IPTV Piracy Sellers and Customers
Offshore hosting services are often used by IPTV pirates, who profit by offering access to illegal streaming services. These services range from unauthorized access to popular networks like Netflix and BeIN Sports to providing over 35,000 channels to customers.
The offshore hosting providers often protect their customers from takedowns, providing additional services like DDoS protection, proxy shields, and IP forwarding.
An example of an IPTV piracy group operating on Telegram was identified through the channel “IPTV: Reseller / EXCHANGE/RESTREAM/LOCAL” (t.me/exchange_obsiptvworld), which was linked to obsfullhd[.]com. The owner, Othman Belkziz, based in Morocco, operated a service offering thousands of channels, mostly pirated content. A WHOIS lookup revealed he was also associated with numerous other domains dedicated to IPTV piracy.

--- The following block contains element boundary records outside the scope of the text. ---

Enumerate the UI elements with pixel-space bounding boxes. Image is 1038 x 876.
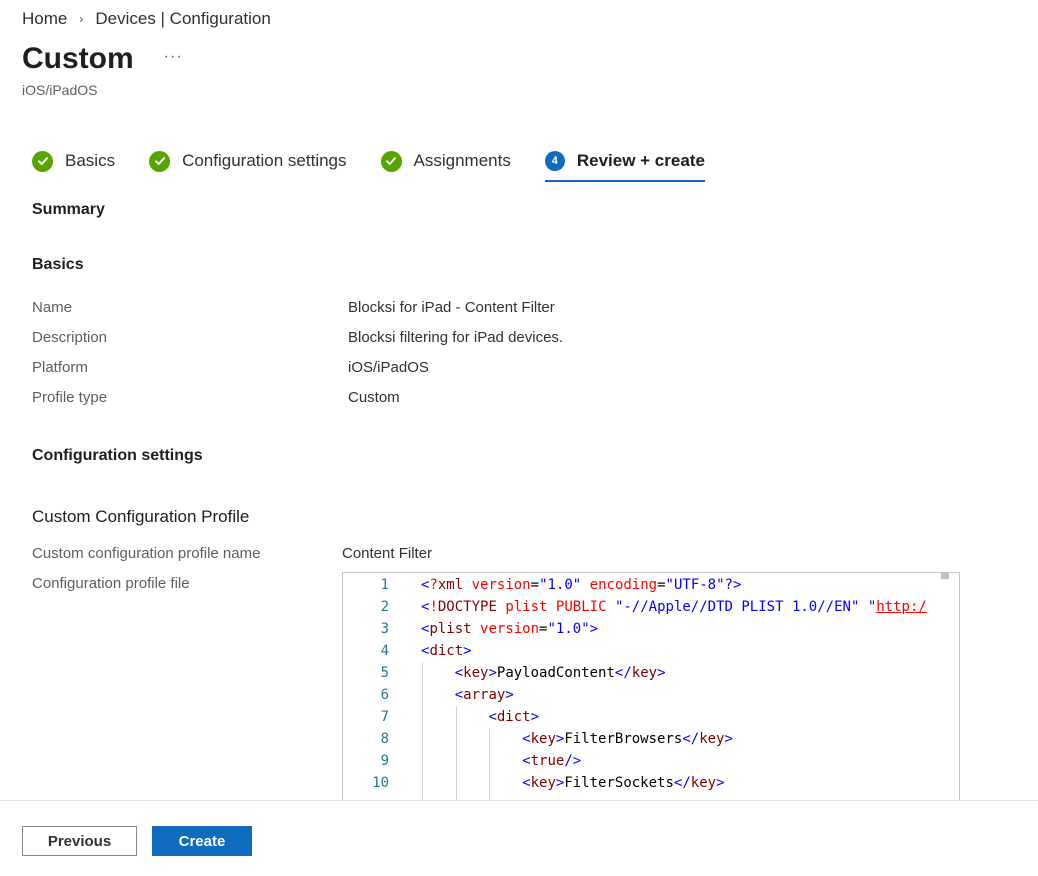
checkmark-icon [149,150,171,172]
row-label: Profile type [32,389,108,406]
breadcrumb-devices-configuration-link[interactable]: Devices | Configuration [95,9,270,29]
row-value: Blocksi for iPad - Content Filter [348,299,555,316]
profile-file-row: Configuration profile file [32,575,342,592]
row-label: Configuration profile file [32,575,190,592]
code-line: 4 <dict> [343,640,959,662]
step-basics[interactable]: Basics [32,148,115,174]
chevron-right-icon: › [79,12,84,26]
code-text: <!DOCTYPE plist PUBLIC "-//Apple//DTD PL… [421,599,927,615]
step-number-badge: 4 [544,151,565,171]
step-label: Configuration settings [182,151,347,170]
line-number: 10 [372,775,389,791]
line-number: 5 [380,665,389,681]
step-configuration-settings[interactable]: Configuration settings [149,148,347,174]
summary-row-profile-type: Profile type Custom [32,389,400,406]
profile-name-row: Custom configuration profile name Conten… [32,545,432,562]
code-text: <dict> [421,643,472,659]
page-title: Custom [22,42,134,75]
step-label: Basics [65,151,116,170]
line-number: 8 [380,731,389,747]
summary-heading: Summary [32,201,105,218]
line-number: 4 [380,643,389,659]
custom-configuration-profile-heading: Custom Configuration Profile [32,507,250,526]
row-label: Platform [32,359,88,376]
step-label: Assignments [413,151,511,170]
row-value: Custom [348,389,400,406]
code-line: 9 <true/> [343,750,959,772]
line-number: 2 [380,599,389,615]
code-line: 2 <!DOCTYPE plist PUBLIC "-//Apple//DTD P… [343,596,959,618]
configuration-settings-heading: Configuration settings [32,447,203,464]
code-text: <true/> [522,753,582,769]
page-subtitle: iOS/iPadOS [22,82,98,98]
indent-guide [455,706,457,803]
code-text: <key>FilterBrowsers</key> [522,731,733,747]
code-text: <plist version="1.0"> [421,621,599,637]
breadcrumb: Home › Devices | Configuration [22,9,271,29]
code-text: <dict> [488,709,540,725]
line-number: 1 [380,577,389,593]
line-number: 6 [380,687,389,703]
step-review-create[interactable]: 4 Review + create [544,148,705,182]
checkmark-icon [380,150,402,172]
code-line: 5 <key>PayloadContent</key> [343,662,959,684]
code-text: <key>PayloadContent</key> [454,665,666,681]
checkmark-icon [32,150,53,172]
code-line: 7 <dict> [343,706,959,728]
wizard-steps: Basics Configuration settings Assignment… [32,148,739,182]
basics-heading: Basics [32,256,84,273]
row-label: Custom configuration profile name [32,545,261,562]
code-text: <?xml version="1.0" encoding="UTF-8"?> [421,577,742,593]
summary-row-platform: Platform iOS/iPadOS [32,359,429,376]
breadcrumb-home-link[interactable]: Home [22,9,67,29]
line-number: 7 [380,709,389,725]
code-line: 3 <plist version="1.0"> [343,618,959,640]
code-line: 6 <array> [343,684,959,706]
line-number: 3 [380,621,389,637]
code-line: 1 <?xml version="1.0" encoding="UTF-8"?> [343,574,959,596]
more-options-icon[interactable]: ··· [164,48,183,66]
row-label: Name [32,299,73,316]
indent-guide [489,728,491,803]
step-assignments[interactable]: Assignments [380,148,511,174]
step-label: Review + create [576,151,705,170]
line-number: 9 [380,753,389,769]
page: Home › Devices | Configuration Custom ··… [0,0,1038,876]
code-text: <array> [454,687,514,703]
row-label: Description [32,329,108,346]
code-line: 8 <key>FilterBrowsers</key> [343,728,959,750]
title-row: Custom ··· [22,42,183,76]
summary-row-description: Description Blocksi filtering for iPad d… [32,329,563,346]
code-text: <key>FilterSockets</key> [522,775,725,791]
create-button[interactable]: Create [152,826,252,856]
code-editor[interactable]: 1 <?xml version="1.0" encoding="UTF-8"?> 2… [342,572,960,803]
code-line: 10 <key>FilterSockets</key> [343,772,959,794]
previous-button[interactable]: Previous [22,826,137,856]
footer-bar: Previous Create [0,800,1038,876]
row-value: Content Filter [342,545,433,562]
summary-row-name: Name Blocksi for iPad - Content Filter [32,299,555,316]
indent-guide [422,662,423,803]
row-value: Blocksi filtering for iPad devices. [348,329,564,346]
row-value: iOS/iPadOS [348,359,429,376]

Extending Reach Through Telegram
Offshore hosting providers and IPTV sellers often use Telegram to extend their reach and attract new customers. For example, users in the “100% OFFSHORE SERVERS” group also promoted their services in other groups like “Offshore Dedicated Servers Pablo Servers” (t.me/pabloxserverscom). This cross-promotion helps them tap into new markets and expand their customer base.
Further OSINT investigations revealed links between these groups and a company called DarkNet Ltd, based in Bulgaria. DarkNet Ltd provides offshore servers in Ukraine and The Netherlands, and its founder, Ivan Zhechev Bachvarov (A.K.A. “SlaSerX”), is known for his involvement in IPTV piracy and hacking activities.
Conclusion: A Growing Problem
This investigation into the offshore hosting business has revealed a complex network of connections, with multiple players profiting from illicit activities, particularly IPTV piracy. While this investigation only scratches the surface, it highlights the growing trend of using offshore hosting to facilitate cybercrime. For businesses and law enforcement, understanding these networks is instrumental for combating illegal activities.
By identifying key operators, websites, and financial flows, authorities can take steps to disrupt and dismantle these networks and reduce the damage caused by cybercriminals. The web of connections between offshore hosting and IPTV piracy is vast, and more attention is needed to protect both the digital and physical realms from these criminal activities.